0
votes

I am new to NLP, how to find the similarity between 2 sentences and also how to print scores of each word. And also how to implement the gensim word2Vec model.

Try this code: here my two sentences :

sentence1="I am going to India"
sentence2=" I am going to Bharat"
from gensim.models import word2vec
import numpy as np


words1 = sentence1.split(' ')
words2 = sentence2.split(' ')

#The meaning of the sentence can be interpreted as the average of its words
sentence1_meaning = word2vec(words1[0])
count = 1
for w in words1[1:]:
    sentence1_meaning = np.add(sentence1_meaning, word2vec(w))
    count += 1
sentence1_meaning /= count

sentence2_meaning = word2vec(words2[0])
count = 1
for w in words2[1:]:
    sentence2_meaning = np.add(sentence2_meaning, word2vec(w))
    count += 1
sentence2_meaning /= count

#Similarity is the cosine between the vectors
similarity = np.dot(sentence1_meaning, sentence2_meaning)/(np.linalg.norm(sentence1_meaning)*np.linalg.norm(sentence2_meaning))
2
It seems that your code is missing an important step: the word2vec model should be either trained from scratch or loaded from some file. Why don't you start with a tutorial on Gensim? radimrehurek.com/gensim/models/word2vec.htmlDavid Dale

2 Answers

1
votes

You can train the model and use the similarity function to get the cosine similarity between two words.

Here's a simple demo:

from gensim.models import Word2Vec
from gensim.test.utils import common_texts

model = Word2Vec(common_texts, 
                 size = 500, 
                 window = 5, 
                 min_count = 1, 
                 workers = 4)

word_vectors = model.wv

word_vectors.similarity('computer', 'computer')

The output will be 1.0, of course, which indicates 100% similarity.

0
votes

After your from gensim.models import word2vec, word2vec is a Python module – not a function that you can call as word2vec(words1[0]) or word2vec(w).

So your code isn't even close to approaching this correctly, and you should review docs/tutorials which demonstrate the proper use of the gensim Word2Vec class & supporting methods, then mimic those.

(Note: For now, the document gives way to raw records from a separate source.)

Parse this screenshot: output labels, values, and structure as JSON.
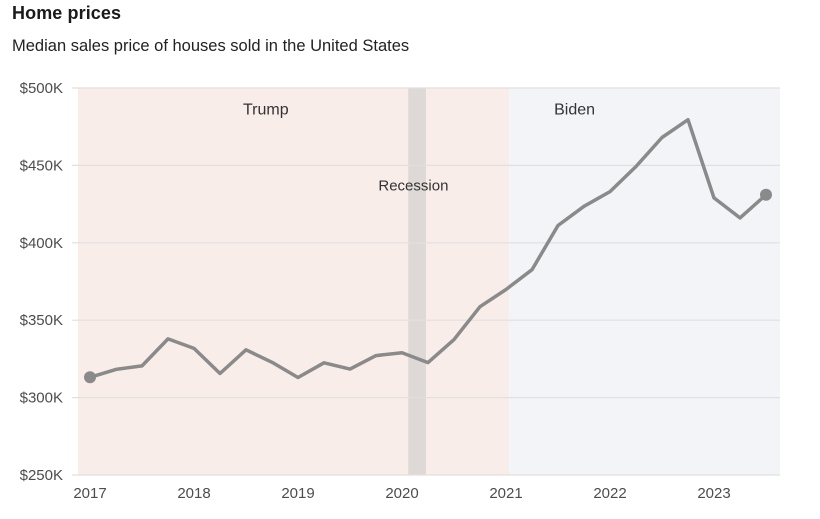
{
  "header": {
    "title": "Home prices",
    "subtitle": "Median sales price of houses sold in the United States"
  },
  "chart_data": {
    "type": "line",
    "title": "Home prices",
    "subtitle": "Median sales price of houses sold in the United States",
    "unit": "USD",
    "x": [
      "2017 Q1",
      "2017 Q2",
      "2017 Q3",
      "2017 Q4",
      "2018 Q1",
      "2018 Q2",
      "2018 Q3",
      "2018 Q4",
      "2019 Q1",
      "2019 Q2",
      "2019 Q3",
      "2019 Q4",
      "2020 Q1",
      "2020 Q2",
      "2020 Q3",
      "2020 Q4",
      "2021 Q1",
      "2021 Q2",
      "2021 Q3",
      "2021 Q4",
      "2022 Q1",
      "2022 Q2",
      "2022 Q3",
      "2022 Q4",
      "2023 Q1",
      "2023 Q2",
      "2023 Q3"
    ],
    "series": [
      {
        "name": "Median sales price",
        "color": "#8a8a8a",
        "values": [
          313100,
          318200,
          320500,
          337900,
          331800,
          315600,
          330900,
          322800,
          313000,
          322500,
          318400,
          327100,
          329000,
          322600,
          337500,
          358700,
          369800,
          382600,
          411200,
          423600,
          433100,
          449300,
          468000,
          479500,
          429000,
          416100,
          431000
        ]
      }
    ],
    "ylim": [
      250000,
      500000
    ],
    "yticks": [
      {
        "value": 500000,
        "label": "$500K"
      },
      {
        "value": 450000,
        "label": "$450K"
      },
      {
        "value": 400000,
        "label": "$400K"
      },
      {
        "value": 350000,
        "label": "$350K"
      },
      {
        "value": 300000,
        "label": "$300K"
      },
      {
        "value": 250000,
        "label": "$250K"
      }
    ],
    "xticks": [
      {
        "year": 2017,
        "label": "2017"
      },
      {
        "year": 2018,
        "label": "2018"
      },
      {
        "year": 2019,
        "label": "2019"
      },
      {
        "year": 2020,
        "label": "2020"
      },
      {
        "year": 2021,
        "label": "2021"
      },
      {
        "year": 2022,
        "label": "2022"
      },
      {
        "year": 2023,
        "label": "2023"
      }
    ],
    "regions": [
      {
        "id": "trump-era",
        "color": "#f9edea",
        "x_start_year": null,
        "x_end_year": 2021.03
      },
      {
        "id": "biden-era",
        "color": "#f2f4f8",
        "x_start_year": 2021.03,
        "x_end_year": null
      },
      {
        "id": "recession-band",
        "color": "#ded9d6",
        "x_start_year": 2020.06,
        "x_end_year": 2020.23
      }
    ],
    "annotations": [
      {
        "id": "trump",
        "label": "Trump",
        "x_year": 2018.69,
        "y_value": 486000,
        "small": false
      },
      {
        "id": "biden",
        "label": "Biden",
        "x_year": 2021.66,
        "y_value": 486000,
        "small": false
      },
      {
        "id": "recession",
        "label": "Recession",
        "x_year": 2020.11,
        "y_value": 437000,
        "small": true
      }
    ],
    "endpoint_markers": {
      "first": true,
      "last": true
    },
    "grid": "horizontal",
    "legend": "none",
    "colors": {
      "gridline": "#e2e0df",
      "line": "#8a8a8a",
      "tick_text": "#4d4d4d",
      "annotation_text": "#333333"
    }
  }
}
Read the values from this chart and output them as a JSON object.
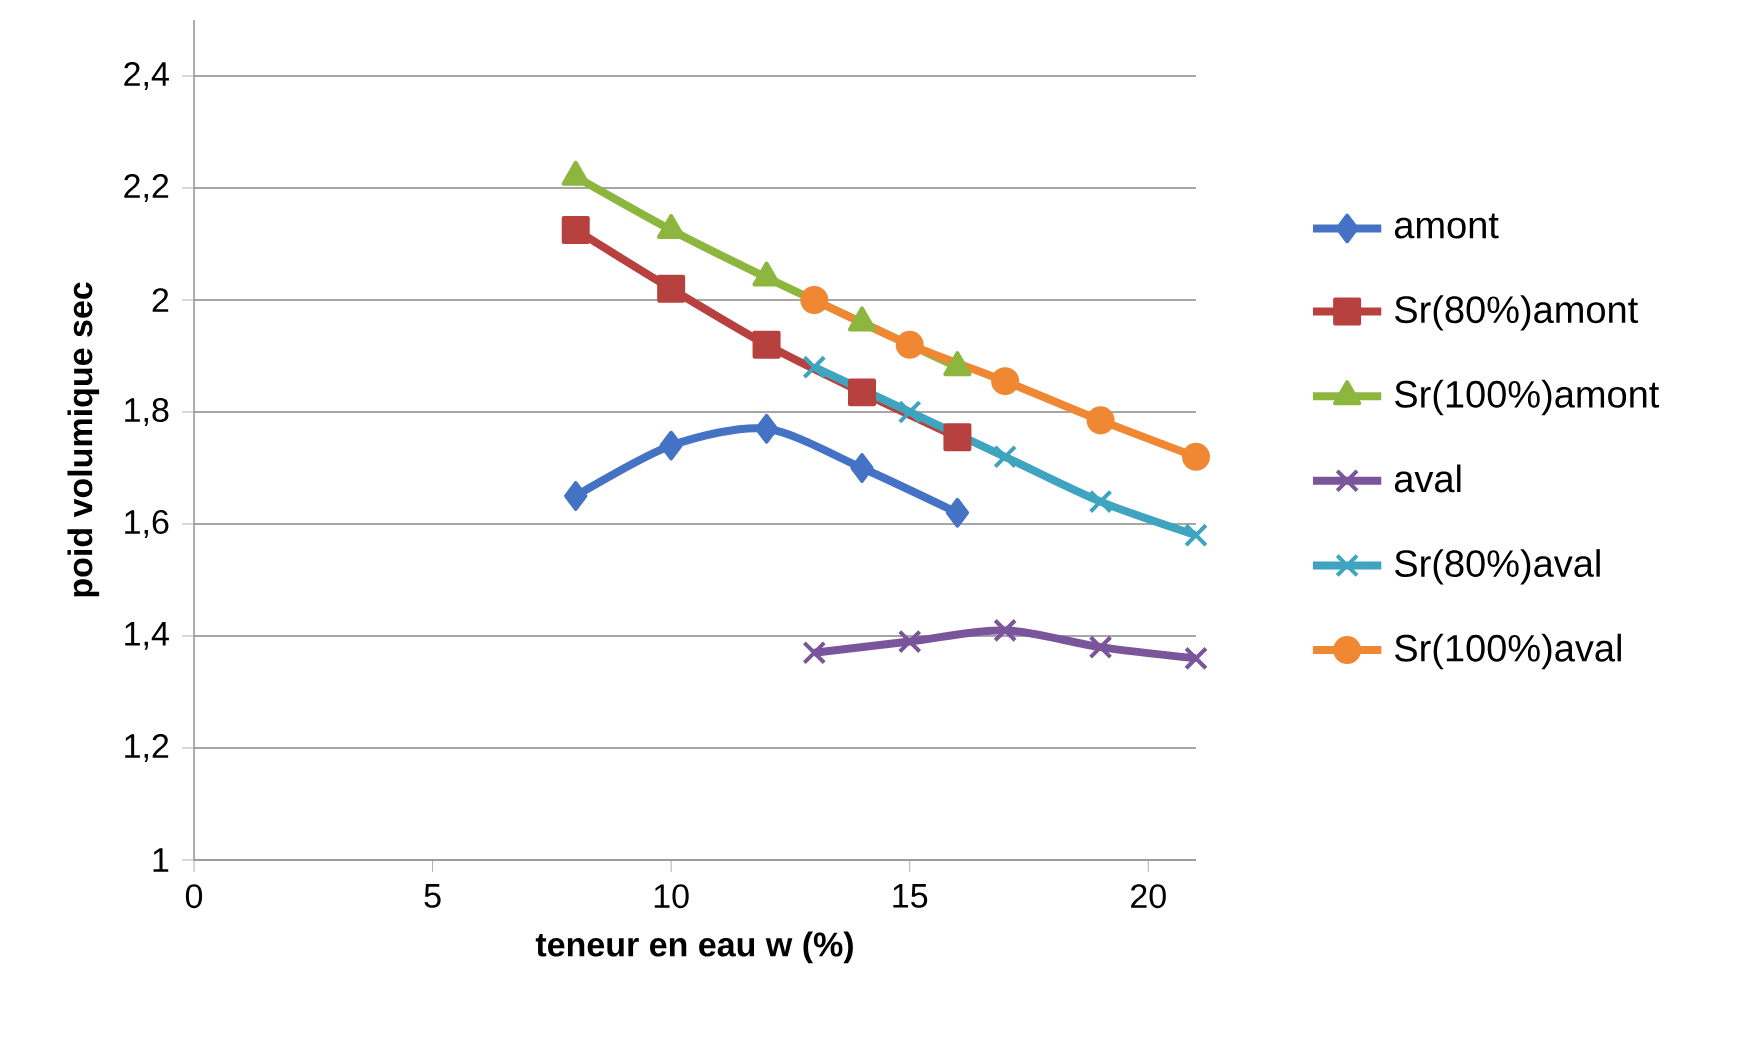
{
  "chart_data": {
    "type": "line",
    "xlabel": "teneur en eau w (%)",
    "ylabel": "poid volumique sec",
    "xlim": [
      0,
      21
    ],
    "xticks": [
      0,
      5,
      10,
      15,
      20
    ],
    "ylim": [
      1,
      2.5
    ],
    "yticks": [
      {
        "value": 1,
        "label": "1"
      },
      {
        "value": 1.2,
        "label": "1,2"
      },
      {
        "value": 1.4,
        "label": "1,4"
      },
      {
        "value": 1.6,
        "label": "1,6"
      },
      {
        "value": 1.8,
        "label": "1,8"
      },
      {
        "value": 2,
        "label": "2"
      },
      {
        "value": 2.2,
        "label": "2,2"
      },
      {
        "value": 2.4,
        "label": "2,4"
      }
    ],
    "grid": "y",
    "legend": "right",
    "series": [
      {
        "name": "amont",
        "color": "#4472c4",
        "marker": "diamond",
        "x": [
          8,
          10,
          12,
          14,
          16
        ],
        "values": [
          1.65,
          1.74,
          1.77,
          1.7,
          1.62
        ]
      },
      {
        "name": "Sr(80%)amont",
        "color": "#b6413f",
        "marker": "square",
        "x": [
          8,
          10,
          12,
          14,
          16
        ],
        "values": [
          2.125,
          2.02,
          1.92,
          1.835,
          1.755
        ]
      },
      {
        "name": "Sr(100%)amont",
        "color": "#8db63f",
        "marker": "triangle",
        "x": [
          8,
          10,
          12,
          14,
          16
        ],
        "values": [
          2.22,
          2.125,
          2.04,
          1.96,
          1.88
        ]
      },
      {
        "name": "aval",
        "color": "#7a559b",
        "marker": "cross",
        "x": [
          13,
          15,
          17,
          19,
          21
        ],
        "values": [
          1.37,
          1.39,
          1.41,
          1.38,
          1.36
        ]
      },
      {
        "name": "Sr(80%)aval",
        "color": "#3fa4bf",
        "marker": "cross",
        "x": [
          13,
          15,
          17,
          19,
          21
        ],
        "values": [
          1.88,
          1.8,
          1.72,
          1.64,
          1.58
        ]
      },
      {
        "name": "Sr(100%)aval",
        "color": "#ef8733",
        "marker": "circle",
        "x": [
          13,
          15,
          17,
          19,
          21
        ],
        "values": [
          2.0,
          1.92,
          1.855,
          1.785,
          1.72
        ]
      }
    ]
  }
}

As @david-dale mentions, there's a basic intro in the gensim docs for Word2Vec:

https://radimrehurek.com/gensim/models/word2vec.html

The gensim library also bundles within its docs/notebooks directory a number of Jupyter notebooks demonstrating various algorithms & techniques. The notebook word2vec.ipynb shows basic Word2Vec usage; you can also view it via the project's source code repository at...

https://github.com/RaRe-Technologies/gensim/blob/develop/docs/notebooks/word2vec.ipynb

...however, it's really best to run as a local notebook, so you can step through the execution cell-by-cell, and try different variants yourself, perhaps even adapting it to use your data instead.

When you reach that level, note that:

  • these models require far more than just a few sentences as training - so ideally you'd either have (a) many sentences from the same domain as those you're comparing, so that the model can learn words in those contexts; (b) a model trained from a compatible corpus, which you then apply to your out-of-corpus sentences.

  • using the average of all the word-vectors in a sentence is just one relatively-simple way to make a vector for a longer text; there are many other more-sophisticated ways. One alternative very similar to Word2Vec is the 'Paragraph Vector' algorithm also available in gensim as the class Doc2Vec.